HBO marks the 50th anniversary of US civil rights leader’s death with a gripping documentary, writes Greg Kennedy
From the wilderness to the mountaintop: man behind myth of Martin Luther King
King in the Wilderness, the HBO documentary that chronicles the final life struggles of Martin Luther King, Jr, brings to mind an African proverb that says if the surviving lions don’t tell their stories, the hunters will get all the credit.
What emerges over two hours is not only a valuable historical film treasure – which debuts on Sunday on OSN – but a gathering of the “lions” who lived, breathed, marched, collaborated and stood loyally by the civil rights leader’s side to the bitter end. Their in-the-trenches testimony and magnificent memories bring the man alive to modern audiences like never before.
“When I tell people we’re doing a film on Martin Luther King, Jr, everyone kind of rolls their eyes because they think there’ve been so many of them. They think they’ve seen it all,” says director Peter Kunhardt, whose HBO credits include Nixon by Nixon: In His Own Words and the Emmy-winning Jim: The James Foley Story.
“What it really comes down to is that they’ve had the I Have a Dream speech so many times they don’t want to see it again. So we didn’t want to show that early period of King. We wanted to show King the man as a true human being and the struggles he went through.”
King’s leadership during the bus boycotts, the sit-ins and the Selma-to-Montgomery marches is now legendary – but their aftermath, the last three years of his life, is seldom discussed.
On the advice of scholars, Kunhardt focuses on this era of the Baptist minister and activist’s life – from the passing of the Voting Rights Act in 1965 to his assassination in Memphis, Tennessee, on April 4, 1968 – “when his greatest trials and tribulations were happening.
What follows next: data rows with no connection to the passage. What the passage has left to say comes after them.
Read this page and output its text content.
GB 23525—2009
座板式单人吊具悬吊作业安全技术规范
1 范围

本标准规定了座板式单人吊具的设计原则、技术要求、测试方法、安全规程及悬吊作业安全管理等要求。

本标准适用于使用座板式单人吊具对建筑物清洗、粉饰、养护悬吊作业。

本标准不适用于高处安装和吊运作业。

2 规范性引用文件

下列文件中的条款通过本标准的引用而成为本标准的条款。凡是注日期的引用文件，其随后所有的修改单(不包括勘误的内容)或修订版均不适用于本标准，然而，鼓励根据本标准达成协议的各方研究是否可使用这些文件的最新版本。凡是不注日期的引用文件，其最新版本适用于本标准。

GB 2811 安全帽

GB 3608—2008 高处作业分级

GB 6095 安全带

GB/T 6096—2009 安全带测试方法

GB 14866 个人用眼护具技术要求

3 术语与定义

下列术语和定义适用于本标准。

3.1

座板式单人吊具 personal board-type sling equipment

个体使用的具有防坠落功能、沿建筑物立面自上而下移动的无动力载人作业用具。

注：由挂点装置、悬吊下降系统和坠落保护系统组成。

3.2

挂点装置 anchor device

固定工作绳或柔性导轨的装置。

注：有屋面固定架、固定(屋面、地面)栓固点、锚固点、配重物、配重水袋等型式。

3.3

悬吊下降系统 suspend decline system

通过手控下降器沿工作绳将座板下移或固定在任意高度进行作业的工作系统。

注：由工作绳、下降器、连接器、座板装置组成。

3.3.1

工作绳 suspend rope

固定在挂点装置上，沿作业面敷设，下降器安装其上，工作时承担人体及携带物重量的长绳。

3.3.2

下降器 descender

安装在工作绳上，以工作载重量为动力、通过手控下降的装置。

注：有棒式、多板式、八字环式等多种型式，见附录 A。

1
He was really put to the test”.
Inspired by Mahatma Gandhi, King’s unshakeable commitment to nonviolence, in the face of an increasingly unstable country, saw his dream, in his own words, “turned into a nightmare” as daunting new obstacles blocked his path.
“We were trying to redeem the soul of America from the triple evils of racism, war and poverty, and Martin had become far more exposed to enemies by taking on both civil rights and the war issue,” says politician and diplomat Andrew Young, who was a confidant to King and executive director of the Southern Christian Leadership Conference (SCLC).
King in the Wilderness achieves a balancing act of storytelling because it not only reveals the philosophical conflicts of a leader who faced an onslaught of criticism from both sides of the political spectrum, but also of the humble co-pastor of Ebenezer Baptist Church and father of four who did his best to eat dinner with his family, often at the insistence of his fellow activist wife Coretta Scott King, who died in 2006.
In Washington, meanwhile, his civil rights ally, President Lyndon Johnson, regarded King’s anti-Vietnam War speeches as irresponsible.
Also during this period, when King and his SCLC allies headed to northern cities such as Chicago in response to race riots – to march through white neighbourhoods in support of open housing and to put an end to slums – he was emotionally hammered by one of the most violent, hate-filled responses he encountered.
“Chicago was a huge awakening for him,” says singer Harry Belafonte, who often hosted King in New York, and recalls how physically and emotionally drained his friend had become after facing this new kind of white aggression in the North.
Xernona Clayton, his friend and SCLC organiser, believes King’s heart was broken by this darker turn of events in America. “It had bothered him deeply that the nation had turned against him.”
Clayton, who drove King to the airport for his final trip to Memphis, also recalls the scene of his two young sons, Martin and Dexter, jumping on the bonnet of her car in the driveway, begging their dad not to go that day.
Young remembers King as “the happiest I had seen him in a long time” on the morning of April 4.
“He always blamed himself for not doing enough. He was driven by a kind of a need for perfection. He was always feeling that he wasn’t doing his best I think because of his feeling that somehow he wasn’t good enough to be the leader. Those were periods when he was really just physically exhausted.”
King in the Wilderness broadcasts at 11pm Sunday on OSN First HD Home of HBO.